У нас с мамой была зеленая пластинка Юрия Антонова. Мама включала ее, отворачивалась и якобы смотрела в окно, чтобы я не видела, как она плачет. За окном был частый сектор, шел дым из труб. Окна в квартире всегда покрывались льдом изнутри, из них дуло. А Юрий Антонов пел свои прекрасные песни, он был очень популярным исполнителем эстрады. Он был недостижимым, недосягаемым. Где-то там далеко и весь в огнях сцены. А мама работала в роддоме города Рубцовска и выбирала, что купить на обед: пирожок с капустой или капусту без пирожка.

В этом году я снимала новогоднюю программу, где Юрий Антонов пел одну песню с той зеленой пластинки. Мама как раз приехала, потому что я сильно болела и нужно было ставить уколы. Мама знает, как я не люблю уколы и страшно их боюсь. Но она все равно их ставила и говорила: «Алеся, прекрати! Что ты как маленькая?!» Я прятала шприцы, ампулы, и мама не верила, что мне 28 лет.

К сожалению, это очень несолидно – приводить маму на съемочную площадку. Так не принято. У нас все на съемочной площадке были солидные и всегда вели себя так, будто им без разницы, кого снимать. Тем более, мама сама не хотела идти. Она боялась, что там все из Москвы, а она как эта.

Она сидела за режиссерскими мониторами и смотрела, как я говорю: «А сейчас внимание! Приготовились! Камеры! И начали!» И Юрий Антонов начинал. Я говорю: «Стоп!» И он прекращал. А потом опять: «Начали!»– и он пел. И так весь день. Мама к концу уже освоилась и пританцовывала на стуле, раскачивала головой и подпевала. А в конце все плюнули на то, что они солидные люди и побежали фотографироваться с Юрием Антоновым. Он уже уходил, потому что со всеми сфотографировался, а я толкала маму из другого конца павильона и шипела ей на ухо: «Мама, прекрати! Что ты как маленькая?!» И было все равно, кто и что подумает. Потому что это моя мама. У меня мама ростом 156 и вся круглая. Когда я обнимаю маму, то кладу голову на ее макушку.

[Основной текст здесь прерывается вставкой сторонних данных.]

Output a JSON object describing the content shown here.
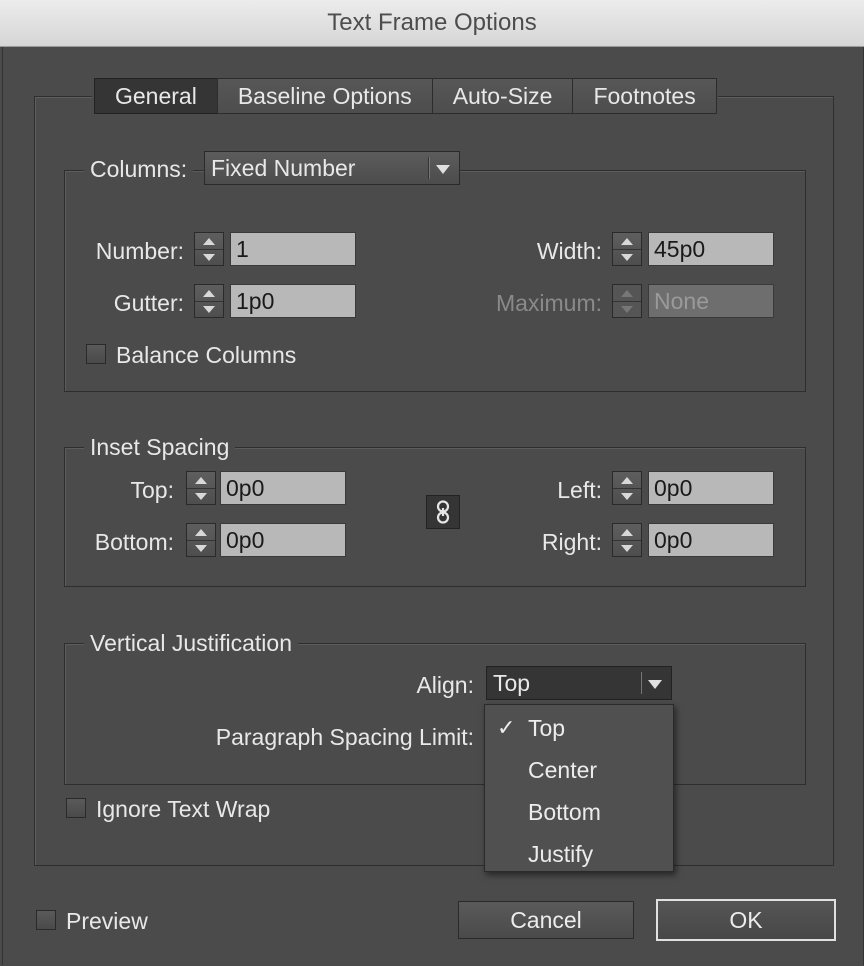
{
  "window": {
    "title": "Text Frame Options"
  },
  "tabs": [
    {
      "label": "General",
      "active": true
    },
    {
      "label": "Baseline Options",
      "active": false
    },
    {
      "label": "Auto-Size",
      "active": false
    },
    {
      "label": "Footnotes",
      "active": false
    }
  ],
  "columns": {
    "label": "Columns:",
    "type_value": "Fixed Number",
    "number": {
      "label": "Number:",
      "value": "1"
    },
    "gutter": {
      "label": "Gutter:",
      "value": "1p0"
    },
    "width": {
      "label": "Width:",
      "value": "45p0"
    },
    "maximum": {
      "label": "Maximum:",
      "value": "None",
      "enabled": false
    },
    "balance": {
      "label": "Balance Columns",
      "checked": false
    }
  },
  "inset": {
    "legend": "Inset Spacing",
    "top": {
      "label": "Top:",
      "value": "0p0"
    },
    "bottom": {
      "label": "Bottom:",
      "value": "0p0"
    },
    "left": {
      "label": "Left:",
      "value": "0p0"
    },
    "right": {
      "label": "Right:",
      "value": "0p0"
    },
    "link_icon": "chain-link-icon"
  },
  "vertical": {
    "legend": "Vertical Justification",
    "align": {
      "label": "Align:",
      "value": "Top"
    },
    "paragraph_spacing_limit": {
      "label": "Paragraph Spacing Limit:"
    },
    "options": [
      {
        "label": "Top",
        "selected": true
      },
      {
        "label": "Center",
        "selected": false
      },
      {
        "label": "Bottom",
        "selected": false
      },
      {
        "label": "Justify",
        "selected": false
      }
    ]
  },
  "ignore_wrap": {
    "label": "Ignore Text Wrap",
    "checked": false
  },
  "preview": {
    "label": "Preview",
    "checked": false
  },
  "buttons": {
    "cancel": "Cancel",
    "ok": "OK"
  }
}
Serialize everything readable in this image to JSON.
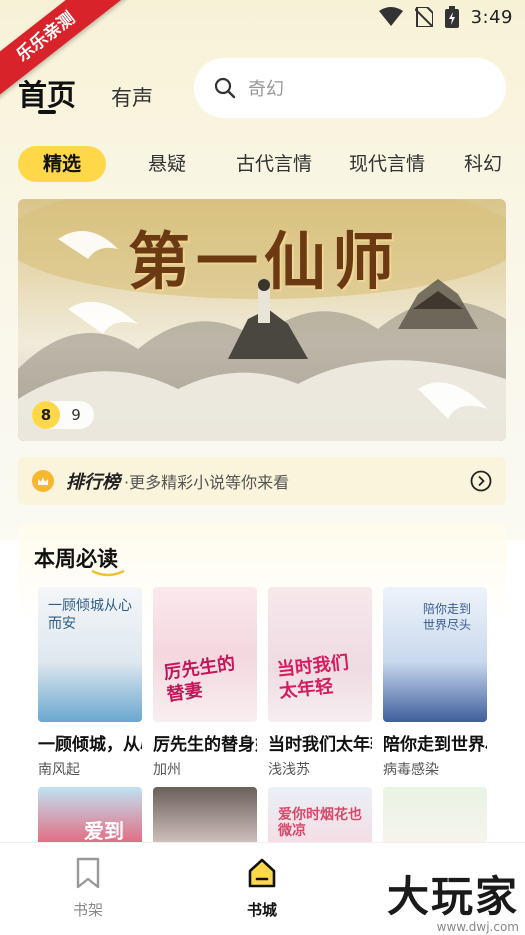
{
  "status_bar": {
    "time": "3:49"
  },
  "ribbon": {
    "text": "乐乐亲测"
  },
  "header": {
    "tab_home": "首页",
    "tab_audio": "有声",
    "search_placeholder": "奇幻"
  },
  "categories": [
    "精选",
    "悬疑",
    "古代言情",
    "现代言情",
    "科幻"
  ],
  "banner": {
    "title": "第一仙师",
    "page_current": "8",
    "page_total": "9"
  },
  "ranking": {
    "title": "排行榜",
    "subtitle": "·更多精彩小说等你来看"
  },
  "weekly": {
    "title": "本周必读",
    "books": [
      {
        "title": "一顾倾城，从心而安",
        "author": "南风起",
        "cover_text": "一顾倾城从心而安",
        "color": "#e9eef3"
      },
      {
        "title": "厉先生的替身娇妻",
        "author": "加州",
        "cover_text": "厉先生的替妻",
        "color": "#f3e7ea"
      },
      {
        "title": "当时我们太年轻",
        "author": "浅浅苏",
        "cover_text": "当时我们太年轻",
        "color": "#f2e6ea"
      },
      {
        "title": "陪你走到世界尽头",
        "author": "病毒感染",
        "cover_text": "陪你走到世界尽头",
        "color": "#dde7f3"
      }
    ],
    "second_row_covers": [
      "爱到",
      "",
      "爱你时烟花也微凉",
      ""
    ]
  },
  "bottom_nav": {
    "items": [
      {
        "label": "书架",
        "active": false
      },
      {
        "label": "书城",
        "active": true
      }
    ]
  },
  "watermark": {
    "main": "大玩家",
    "sub": "www.dwj.com"
  }
}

Фотография получилась просто прекрасная. Мама стоит с совершенно неестественным выражением лица и подпирает Юрия Антонова своей большой грудью. Когда мама берет младенцев, то даже не держит их, а просто кладет себе на грудь, и они не кричат, а начинают водить глазами и соображать, что происходит. Мама на фотографии стоит с таким лицом, с которым она один раз висела на доске почета на городской площади. Немножко торжественная, стесняющая, с видом «что вы, не стоит, я ничего такого не сделала, спасибо вам, но не надо, я не хотела, просто так получилось, есть люди намного лучше меня, вот, например, Валентина Михайловна тридцать лет проработала в роддоме».

Но я-то ее знаю. Я-то видела, с каким лицом она может быть. Как она может запросто поднять человека в детский сад под гимн Советского Союза или засадить ему укол. За то время, пока мы живем в разных городах, мама научилась проверять мою жизнь по телефону двумя вопросами.

1. У тебя есть деньги?

2. Ты не беременна?

Мама, я не беременна, и у меня есть деньги. И у меня все хорошо! Я тебя люблю сильно-сильно. Ты стоишь на фотографии с Юрием Антоновым, и он понятия не имеет, что ты за человек. И как ты слушала его зеленую пластинку в городе Рубцовске. И как мы туго жили. И как ты с сожалением сказала после съемочного дня: «Какой же он уже не молодой!» И как я с сожалением подумала, глядя на тебя, то, чего никогда не скажу.